Starting with each person’s individual picture of what is most important to consider and what guides them in their making decisions personally and professionally. Then moving through a process that gets at the group’s values and the implications of those values and how they will live out those values.
This process of collective value discovery has profoundly changes the depth, adoption rate, understanding, and impact of the values exercise in organizations. It becomes the foundation in which the strategy and infrastructure are built. It also becomes the litmus test for future decisions holding the organization accountable for who they are striving to be.
Many organizations list values on their website, on the wall at the entrance of their offices, or even on the back of their business cards. But often the people who work in those organizations or systems did not participate in creating those values, nor are they connected to the meaning of those values. It is often confusing for them and the public when the organization does not live by those values. They become inauthentic and even more distant for the people in the organization.

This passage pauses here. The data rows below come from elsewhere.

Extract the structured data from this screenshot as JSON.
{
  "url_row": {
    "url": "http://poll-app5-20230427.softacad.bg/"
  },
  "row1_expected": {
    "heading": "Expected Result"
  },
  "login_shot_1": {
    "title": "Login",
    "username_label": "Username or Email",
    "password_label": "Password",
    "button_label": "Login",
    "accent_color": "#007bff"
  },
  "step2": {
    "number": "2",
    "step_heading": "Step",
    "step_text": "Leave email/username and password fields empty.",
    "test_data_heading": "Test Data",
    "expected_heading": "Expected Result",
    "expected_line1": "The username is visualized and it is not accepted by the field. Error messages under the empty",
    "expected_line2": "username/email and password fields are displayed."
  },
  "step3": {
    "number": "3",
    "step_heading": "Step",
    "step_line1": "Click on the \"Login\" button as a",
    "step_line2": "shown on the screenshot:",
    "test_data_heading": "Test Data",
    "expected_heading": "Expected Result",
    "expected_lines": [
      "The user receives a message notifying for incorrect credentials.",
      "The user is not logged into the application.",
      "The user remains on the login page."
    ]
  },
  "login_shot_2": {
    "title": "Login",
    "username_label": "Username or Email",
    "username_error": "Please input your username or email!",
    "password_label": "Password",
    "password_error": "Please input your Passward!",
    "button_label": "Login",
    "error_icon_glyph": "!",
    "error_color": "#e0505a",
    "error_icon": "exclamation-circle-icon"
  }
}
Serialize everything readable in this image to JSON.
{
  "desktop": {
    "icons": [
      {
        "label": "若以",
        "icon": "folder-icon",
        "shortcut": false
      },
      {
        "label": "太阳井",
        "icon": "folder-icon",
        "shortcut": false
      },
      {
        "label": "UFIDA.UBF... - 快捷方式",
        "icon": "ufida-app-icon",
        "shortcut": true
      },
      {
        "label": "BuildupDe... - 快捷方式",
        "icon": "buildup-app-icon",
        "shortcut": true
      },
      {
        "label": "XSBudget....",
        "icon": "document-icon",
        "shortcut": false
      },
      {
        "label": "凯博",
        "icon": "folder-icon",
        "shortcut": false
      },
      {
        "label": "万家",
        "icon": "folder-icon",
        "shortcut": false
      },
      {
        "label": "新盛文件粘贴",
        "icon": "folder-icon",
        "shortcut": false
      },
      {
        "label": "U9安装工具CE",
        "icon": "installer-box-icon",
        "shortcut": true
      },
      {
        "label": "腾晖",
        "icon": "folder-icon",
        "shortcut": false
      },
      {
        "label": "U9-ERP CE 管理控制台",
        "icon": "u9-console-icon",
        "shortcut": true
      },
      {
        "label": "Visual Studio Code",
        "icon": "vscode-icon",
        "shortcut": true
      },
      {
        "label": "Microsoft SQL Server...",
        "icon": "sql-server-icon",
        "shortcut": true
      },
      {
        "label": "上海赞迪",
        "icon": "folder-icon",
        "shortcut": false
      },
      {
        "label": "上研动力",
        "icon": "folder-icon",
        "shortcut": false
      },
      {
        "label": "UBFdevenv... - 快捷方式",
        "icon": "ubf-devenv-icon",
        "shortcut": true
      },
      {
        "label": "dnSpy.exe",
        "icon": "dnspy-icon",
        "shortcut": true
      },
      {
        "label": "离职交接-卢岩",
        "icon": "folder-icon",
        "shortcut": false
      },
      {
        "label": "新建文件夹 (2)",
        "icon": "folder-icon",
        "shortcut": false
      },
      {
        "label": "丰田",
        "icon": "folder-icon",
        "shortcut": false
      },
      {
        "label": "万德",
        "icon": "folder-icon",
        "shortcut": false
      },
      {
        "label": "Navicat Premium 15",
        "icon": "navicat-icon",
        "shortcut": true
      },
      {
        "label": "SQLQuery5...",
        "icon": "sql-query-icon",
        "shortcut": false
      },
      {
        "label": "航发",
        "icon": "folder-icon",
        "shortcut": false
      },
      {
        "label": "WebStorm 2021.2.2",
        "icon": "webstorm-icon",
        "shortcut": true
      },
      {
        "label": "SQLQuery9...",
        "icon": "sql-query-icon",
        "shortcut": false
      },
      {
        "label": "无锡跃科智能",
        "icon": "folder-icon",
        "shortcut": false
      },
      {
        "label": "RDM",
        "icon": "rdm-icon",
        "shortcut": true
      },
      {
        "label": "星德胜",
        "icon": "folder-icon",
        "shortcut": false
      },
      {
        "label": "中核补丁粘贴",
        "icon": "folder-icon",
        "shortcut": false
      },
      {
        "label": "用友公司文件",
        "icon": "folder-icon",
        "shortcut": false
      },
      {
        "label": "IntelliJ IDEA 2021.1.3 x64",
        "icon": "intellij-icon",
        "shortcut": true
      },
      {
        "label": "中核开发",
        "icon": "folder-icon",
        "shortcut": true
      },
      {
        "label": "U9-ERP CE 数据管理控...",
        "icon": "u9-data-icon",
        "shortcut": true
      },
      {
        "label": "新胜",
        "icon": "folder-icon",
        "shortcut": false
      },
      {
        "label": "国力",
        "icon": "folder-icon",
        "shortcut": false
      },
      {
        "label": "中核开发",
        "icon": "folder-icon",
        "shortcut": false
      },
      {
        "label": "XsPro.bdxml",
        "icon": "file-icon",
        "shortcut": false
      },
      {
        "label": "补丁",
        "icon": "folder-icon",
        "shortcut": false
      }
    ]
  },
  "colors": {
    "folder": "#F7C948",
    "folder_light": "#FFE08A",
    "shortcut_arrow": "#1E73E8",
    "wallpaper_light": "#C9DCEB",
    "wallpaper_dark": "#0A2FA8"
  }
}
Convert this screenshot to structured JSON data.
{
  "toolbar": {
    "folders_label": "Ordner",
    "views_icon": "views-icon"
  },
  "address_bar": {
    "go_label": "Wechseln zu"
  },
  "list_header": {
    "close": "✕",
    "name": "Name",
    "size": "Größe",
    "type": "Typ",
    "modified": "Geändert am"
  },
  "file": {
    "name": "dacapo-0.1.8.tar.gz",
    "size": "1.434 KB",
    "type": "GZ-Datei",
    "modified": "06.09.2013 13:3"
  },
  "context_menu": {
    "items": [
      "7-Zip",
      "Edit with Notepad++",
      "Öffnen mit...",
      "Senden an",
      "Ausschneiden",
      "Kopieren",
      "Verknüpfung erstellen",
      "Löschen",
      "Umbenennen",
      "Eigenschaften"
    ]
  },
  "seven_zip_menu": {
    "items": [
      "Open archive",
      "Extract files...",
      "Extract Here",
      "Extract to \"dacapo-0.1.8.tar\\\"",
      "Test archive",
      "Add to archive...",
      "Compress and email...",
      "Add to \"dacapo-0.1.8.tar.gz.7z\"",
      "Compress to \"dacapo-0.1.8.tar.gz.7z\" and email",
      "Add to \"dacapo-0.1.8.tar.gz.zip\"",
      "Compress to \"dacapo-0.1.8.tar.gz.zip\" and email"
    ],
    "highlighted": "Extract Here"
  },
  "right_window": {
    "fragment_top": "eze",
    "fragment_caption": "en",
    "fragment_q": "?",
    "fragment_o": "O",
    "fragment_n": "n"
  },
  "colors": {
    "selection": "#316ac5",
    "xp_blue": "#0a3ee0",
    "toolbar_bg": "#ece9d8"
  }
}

It is also risky for leaders to be truly transparent about what is guiding their decision-making, especially if its money. Its our American culture that wants to act as if we have higher standards than making money and are driven by more altruistic ideals than economics.
Sometimes we are and it does not negate that we are doing business in a capitalistic system that measures value by the thing we have come to call money. This applies to all systems, businesses, religious organizations, government agencies, nonprofit and philanthropic organizations.
Then the question becomes how else do we measure our success, make decisions, and share what’s also important in our society? It’s the values we live by.
The real values that influence how we show up, how we think, how we live. Being real about them even if we aren’t so proud of them is an important step to creating an authentic organizational culture. It removes the mystery of decisions that come down from leadership.
Authentic values help explain and make congruent an individual’s or organization’s actions. Now if you aspire to a higher set of values than “we are in business to make money” say an authentic triple bottom line that measures success by people, profit and impact for instance, then the choice is how to begin to consciously shifting that culture and those values (both the organizational values and individual values) with intention to something everyone can be proud of and that make decisions better and create an impact that is more to the organization’s liking.